Beim Sportforum der Internationalen Reiterliche Vereinigung (FEI) in Lausanne ging es nicht nur um die große Bühne, wie die Olympischen Spiele, sondern es ging auch darum, was auf großen und kleinen Turnieren hinter den Kulissen geschieht und geleistet werden muss. Da gibt es zuweilen Probleme, von denen Champagner-schlürfende VIP-Zeltbewohner nichts ahnen.

In einer groß angelegten Umfrage hat die FEI im letzten halben Jahr die Wünsche und Sehnsüchte der Stakeholders, also der Gruppen, die am Turniersport beteiligt sind, erforscht, der Reiter, der Organisatoren, der Pferdebesitzer, der Funktionär und der Pfleger. Mehr als 2000 Personen hatten die Fragebögen zurückgeschickt, die beim FEI-Sportforum in Lausanne jetzt vorgestellt wurden. Zum Auftakt der zweitägigen Forums wurde die Zusammenarbeit zwischen der FEI und den der „International Grooms Association (IGA)“ durch ein „Memorandum of Understanding (MOU)“ besiegelt. Wie die Gründerin des Verbandes, Lucy Katan, erklärte, kann jeder Pfleger, der Pferde auf internationalen Turnieren betreut, Mitglied werden und das Angebot nutzen, wie Weiterbildung, Karrieretipps und den Erfahrungsaustausch untereinander.

Der schöne Schein

Ist der Pfleger glücklich, sind es auch alle anderen, das Pferd, der Reiter, der Besitzer. Aber gerade „Backstage“ liegt noch vieles im Argen, wie die Umfrage offenbarte. Eine Pflegerin internationaler Eventer erinnert sich noch gut an den Tag, als sie frühmorgens beim Schein einer Taschenlampe, die sie sich notgedrungen zwischen die Zähne geklemmt hatte, ihrem Pferd die Stollen eindrehen musste, denn vernünftiges Licht gab es mangels Strom nicht. Viel zu wenig Steckdosen – ideal ist für jede zweite Box – führen anderseits oft zu abenteuerlichen Konstrukten, bei denen jedem Feuerwehrmann die Haare zu Berge stehen.

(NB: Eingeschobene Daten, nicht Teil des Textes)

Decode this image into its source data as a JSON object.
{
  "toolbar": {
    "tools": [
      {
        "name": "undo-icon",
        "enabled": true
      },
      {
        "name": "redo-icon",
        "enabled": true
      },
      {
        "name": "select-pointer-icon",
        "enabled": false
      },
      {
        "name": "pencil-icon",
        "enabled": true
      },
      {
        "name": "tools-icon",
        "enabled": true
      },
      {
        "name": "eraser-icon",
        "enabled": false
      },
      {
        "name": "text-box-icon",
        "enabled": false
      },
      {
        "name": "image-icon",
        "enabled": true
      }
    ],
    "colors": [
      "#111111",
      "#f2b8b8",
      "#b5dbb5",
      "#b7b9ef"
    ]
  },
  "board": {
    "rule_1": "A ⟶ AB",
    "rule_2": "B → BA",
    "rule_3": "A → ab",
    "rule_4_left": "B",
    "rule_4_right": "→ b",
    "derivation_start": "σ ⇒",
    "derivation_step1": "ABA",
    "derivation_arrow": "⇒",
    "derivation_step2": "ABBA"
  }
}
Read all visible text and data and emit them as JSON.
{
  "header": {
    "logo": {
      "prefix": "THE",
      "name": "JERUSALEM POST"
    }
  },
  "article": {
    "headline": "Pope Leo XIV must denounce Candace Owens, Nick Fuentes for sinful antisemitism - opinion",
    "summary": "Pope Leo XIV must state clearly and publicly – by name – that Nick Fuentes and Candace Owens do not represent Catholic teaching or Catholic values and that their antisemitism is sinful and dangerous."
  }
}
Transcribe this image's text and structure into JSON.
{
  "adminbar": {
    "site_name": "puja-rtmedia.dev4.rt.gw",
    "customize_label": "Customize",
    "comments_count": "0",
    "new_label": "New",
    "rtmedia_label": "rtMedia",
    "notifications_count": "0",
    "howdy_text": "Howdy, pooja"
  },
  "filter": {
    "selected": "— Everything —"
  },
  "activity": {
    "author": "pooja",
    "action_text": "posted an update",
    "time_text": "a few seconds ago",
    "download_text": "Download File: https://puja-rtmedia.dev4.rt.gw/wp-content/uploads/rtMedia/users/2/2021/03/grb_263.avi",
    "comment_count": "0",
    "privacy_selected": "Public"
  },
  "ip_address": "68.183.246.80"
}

Andere Pfleger erzählen von weit entfernten Toiletten von zweifelhafter Hygiene, Stallgassen, die, vollgestellt mit Turnierkisten und Stühlen, zur Stolperfalle für Mensch und Tier werden, weil zusätzlicher Raum für das Equipment nicht vorgesehen ist. Es fehlt meist ein ruhiges Plätzchen, wo sich diejenigen ausruhen können, die während der Turniertage einen (oft kümmerlich bezahlten und sozial schlecht abgesicherten) 24-Stunden Job haben, aber keine Zeit, in langen Schlangen um Essen anzustehen. Lucy Katan wurde deutlich: „Wir sind schon zufrieden, wenn wir Kaffee und Tee bekommen und leicht erreichbares Essen, auch Duschen und WCs, die okay sind, aber was wir am dringendsten brauchen, ist Internet. Ohne Wifi können wir unser Leben nicht führen.“ Die Macher (und Großverdiener) von Instagram, TikTok, Facebook und Co werden’s mit Vergnügen hören.

Funktionierendes Internet stand in der FEI-Umfrage dann auch ganz oben auf der Wunschliste der Grooms. Schützenhilfe bekamen sie unter anderem von Vielseitigkeitslegende Andrew Hoy: „Wifi ist heutzutage kein Luxus mehr, es ist ein Must.“

Mangelnde Stallsicherheit

Für uns Medienvertreter ist der Stallbereich schon lange eine Tabuzone. Es soll hier möglichst wenig Unruhen und Störungen geben. Das haben wir akzeptiert, es ist quasi die Privatsphäre der Pferde und der Menschen drum herum und man würde ja auch nicht so ohne weiteres in anderer Leute Wohnung marschieren. Umso erstaunter ist zu beobachten, wer sich alles in dem angeblich so streng abgeschirmten Stallbereich herumtreibt. Und damit sind wir offenbar nicht allein, denn fehlende oder unvollständige Kontrollen, also mangelnde Stallsicherheit, ist auch für viele Reiter ein Problem. Offiziell werden für jedes Pferd vier Stallkarten ausgegeben: Reiter plus Begleitung und zwei Besitzer pro Pferd. Auch Sponsoren mit Kind und Kegel werfen gerne mal einen Blick über die Boxentüren. Der Franzose Kevin Staut, Sprecher des International Jumping Riders Club (IJRC): „Und wie kann ich verhindern, dass die Kids mein Pferd mit Schokolade füttern?“ Die enthält bekanntlich Coffein – und schon ist der Doping-/Medikationsfall da.

Dopingsünder Hund

Auch das Thema Hunde kam ganz schnell auf den Tisch. Die vielgeliebten Vierbeine beleben nicht nur die Stallgassen, die erleichtern sich auch in den Boxen und auf Rasenflächen. Medikamente, die sie bekommen haben, können so in das Kreislauf des Pferdes gelangen. Das klingt abenteuerlich, soll aber tatsächlich vorgekommen sein.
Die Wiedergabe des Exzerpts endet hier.